I was interested in the data he was using to make his claim. Was it impersonal statistics, co-relating stats on supposed levels of atheism and stats on suicide? Or was it more detailed? Did someone carry out, a limited survey interviewing relatives (difficult to interrogate the dead) to attempt to form an opinion that favoured the argument he posited? Did whatever survey he used attempt to delve into the imagined (or stated if there was more information available) reason for the suicide.
A five minute search ( I used the Wikipedia entry on suicide stats) before I started asking for data quickly indicated at least a superficial connection. I gave the figures for China and Australia some closer thought.
The Chinese stats. are 22 per 100,000 per year. On the surface it may be said that China is an atheistic nation. But its open to argue that the Chinese social system is cohesive (this is a system that has endured for more than 3000 years, so strong that conquerors and enemies embrace it. Alternately, Buddhism is still popular. But since buddhism does not have a a god, is Buddhism a religion in the sense that SM was claiming? In any case Buddhists sometimes commit suicide - there was a famous example in Athens 2000+ years ago.

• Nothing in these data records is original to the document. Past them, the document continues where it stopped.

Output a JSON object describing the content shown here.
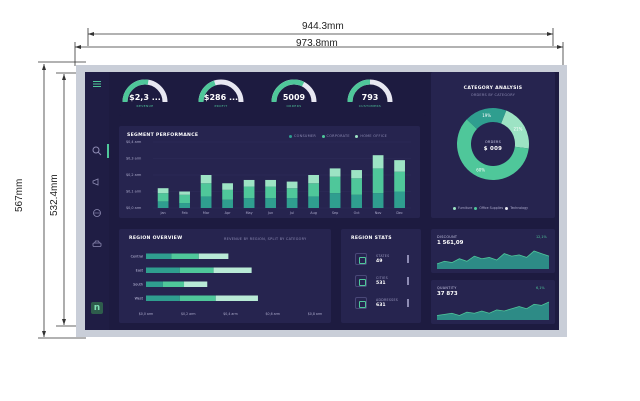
{
  "dimensions": {
    "width_outer": "973.8mm",
    "width_inner": "944.3mm",
    "height_outer": "567mm",
    "height_inner": "532.4mm"
  },
  "colors": {
    "background": "#1d1b40",
    "panel": "#26244f",
    "accent": "#4fc79a",
    "teal": "#2f9e8f",
    "light_green": "#9de3c4",
    "mint": "#b9ead6",
    "muted": "#8e8cb4"
  },
  "gauges": [
    {
      "value": "$2,3 ...",
      "label": "REVENUE",
      "fraction": 0.55
    },
    {
      "value": "$286 ...",
      "label": "PROFIT",
      "fraction": 0.4
    },
    {
      "value": "5009",
      "label": "ORDERS",
      "fraction": 0.65
    },
    {
      "value": "793",
      "label": "CUSTOMERS",
      "fraction": 0.5
    }
  ],
  "sidebar": {
    "icons": [
      "menu-icon",
      "search-icon",
      "megaphone-icon",
      "globe-icon",
      "car-icon"
    ],
    "logo": "n"
  },
  "segment": {
    "title": "SEGMENT PERFORMANCE",
    "legend": [
      "CONSUMER",
      "CORPORATE",
      "HOME OFFICE"
    ]
  },
  "region_overview": {
    "title": "REGION OVERVIEW",
    "subtitle": "REVENUE BY REGION, SPLIT BY CATEGORY"
  },
  "region_stats": {
    "title": "REGION STATS",
    "items": [
      {
        "label": "STATES",
        "value": "49",
        "icon": "map-icon"
      },
      {
        "label": "CITIES",
        "value": "531",
        "icon": "building-icon"
      },
      {
        "label": "ADDRESSES",
        "value": "631",
        "icon": "pin-icon"
      }
    ]
  },
  "category": {
    "title": "CATEGORY ANALYSIS",
    "subtitle": "ORDERS BY CATEGORY",
    "center_label": "ORDERS",
    "center_value": "$ 009",
    "legend": [
      "Furniture",
      "Office Supplies",
      "Technology"
    ]
  },
  "kpis": [
    {
      "label": "DISCOUNT",
      "value": "1 561,09",
      "pct": "12,1%"
    },
    {
      "label": "QUANTITY",
      "value": "37 873",
      "pct": "6,1%"
    }
  ],
  "chart_data": [
    {
      "type": "bar",
      "title": "SEGMENT PERFORMANCE",
      "categories": [
        "Jan",
        "Feb",
        "Mar",
        "Apr",
        "May",
        "Jun",
        "Jul",
        "Aug",
        "Sep",
        "Oct",
        "Nov",
        "Dec"
      ],
      "ytick_labels": [
        "$0,0 arm",
        "$0,1 arm",
        "$0,2 arm",
        "$0,3 arm",
        "$0,4 arm"
      ],
      "ylim": [
        0,
        0.4
      ],
      "series": [
        {
          "name": "CONSUMER",
          "values": [
            0.04,
            0.03,
            0.07,
            0.05,
            0.06,
            0.06,
            0.06,
            0.07,
            0.09,
            0.08,
            0.09,
            0.1
          ]
        },
        {
          "name": "CORPORATE",
          "values": [
            0.05,
            0.05,
            0.08,
            0.06,
            0.07,
            0.07,
            0.06,
            0.08,
            0.1,
            0.1,
            0.15,
            0.12
          ]
        },
        {
          "name": "HOME OFFICE",
          "values": [
            0.03,
            0.02,
            0.05,
            0.04,
            0.04,
            0.04,
            0.04,
            0.05,
            0.05,
            0.05,
            0.08,
            0.07
          ]
        }
      ]
    },
    {
      "type": "bar",
      "title": "REGION OVERVIEW",
      "orientation": "horizontal",
      "categories": [
        "Central",
        "East",
        "South",
        "West"
      ],
      "xtick_labels": [
        "$0,0 arm",
        "$0,2 arm",
        "$0,4 arm",
        "$0,6 arm",
        "$0,8 arm"
      ],
      "xlim": [
        0,
        0.8
      ],
      "series": [
        {
          "name": "Furniture",
          "values": [
            0.12,
            0.16,
            0.08,
            0.16
          ]
        },
        {
          "name": "Office Supplies",
          "values": [
            0.13,
            0.16,
            0.1,
            0.17
          ]
        },
        {
          "name": "Technology",
          "values": [
            0.14,
            0.18,
            0.11,
            0.2
          ]
        }
      ]
    },
    {
      "type": "pie",
      "title": "CATEGORY ANALYSIS",
      "labels": [
        "Furniture",
        "Office Supplies",
        "Technology"
      ],
      "values": [
        21,
        60,
        19
      ],
      "slice_labels": [
        "21%",
        "60%",
        "19%"
      ]
    },
    {
      "type": "area",
      "title": "DISCOUNT",
      "values": [
        2,
        3,
        2.5,
        4,
        3,
        5,
        4,
        4.5,
        3.5,
        6,
        5,
        5.5,
        4.5,
        7,
        6,
        5
      ]
    },
    {
      "type": "area",
      "title": "QUANTITY",
      "values": [
        2,
        2.5,
        3,
        2,
        3.5,
        3,
        4,
        3,
        4.5,
        4,
        5,
        6,
        5,
        7,
        6.5,
        8
      ]
    }
  ]
}
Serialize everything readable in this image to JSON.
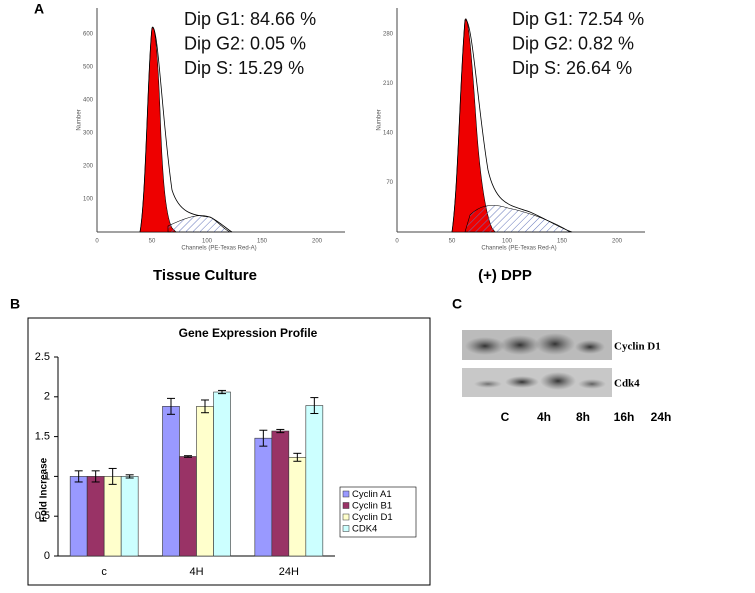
{
  "panel_a": {
    "label": "A",
    "left": {
      "stats": [
        "Dip G1: 84.66 %",
        "Dip G2: 0.05 %",
        "Dip S: 15.29 %"
      ],
      "x_label": "Channels (PE-Texas Red-A)",
      "y_label": "Number",
      "xticks": [
        "0",
        "50",
        "100",
        "150",
        "200"
      ],
      "yticks": [
        "100",
        "200",
        "300",
        "400",
        "500",
        "600"
      ],
      "caption": "Tissue Culture"
    },
    "right": {
      "stats": [
        "Dip G1: 72.54 %",
        "Dip G2: 0.82 %",
        "Dip S: 26.64 %"
      ],
      "x_label": "Channels (PE-Texas Red-A)",
      "y_label": "Number",
      "xticks": [
        "0",
        "50",
        "100",
        "150",
        "200"
      ],
      "yticks": [
        "70",
        "140",
        "210",
        "280"
      ],
      "caption": "(+) DPP"
    }
  },
  "panel_b": {
    "label": "B"
  },
  "chart_data": {
    "type": "bar",
    "title": "Gene Expression Profile",
    "y_label": "Fold Increase",
    "categories": [
      "c",
      "4H",
      "24H"
    ],
    "series": [
      {
        "name": "Cyclin A1",
        "color": "#9999ff",
        "values": [
          1.0,
          1.88,
          1.48
        ],
        "errors": [
          0.07,
          0.1,
          0.1
        ]
      },
      {
        "name": "Cyclin B1",
        "color": "#993366",
        "values": [
          1.0,
          1.25,
          1.57
        ],
        "errors": [
          0.07,
          0.01,
          0.02
        ]
      },
      {
        "name": "Cyclin D1",
        "color": "#ffffcc",
        "values": [
          1.0,
          1.88,
          1.24
        ],
        "errors": [
          0.1,
          0.08,
          0.05
        ]
      },
      {
        "name": "CDK4",
        "color": "#ccffff",
        "values": [
          1.0,
          2.06,
          1.89
        ],
        "errors": [
          0.02,
          0.02,
          0.1
        ]
      }
    ],
    "ylim": [
      0,
      2.5
    ],
    "yticks": [
      0,
      0.5,
      1,
      1.5,
      2,
      2.5
    ],
    "legend": "right"
  },
  "panel_c": {
    "label": "C",
    "rows": [
      "Cyclin D1",
      "Cdk4"
    ],
    "lanes": [
      "C",
      "4h",
      "8h",
      "16h",
      "24h"
    ]
  }
}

Is atheistical communism a religion. It often (in the past) required similar 'faith' to religion.
The Australian figures are 10 100,000 per year. On the surface Australia is likely counted as religious. But only about 5% of the population are at church on any given sunday. On SM's hypothesis, one would think that the Australian figures should be higher.
Finally, I thought of the first waves of persecution of the early church. It is recorded that some early Christians would 'volunteer' to be martyrs, effectively using the state as their means of death. Here (to me) was an example of religion causing suicide.
The proposition that there is a relationship between suicide and lack of belief in a god-figure is much more complex than the raw figures that SM seems to have been quoting
I repeat, without knowing the basis for his argument, there is no real discussion.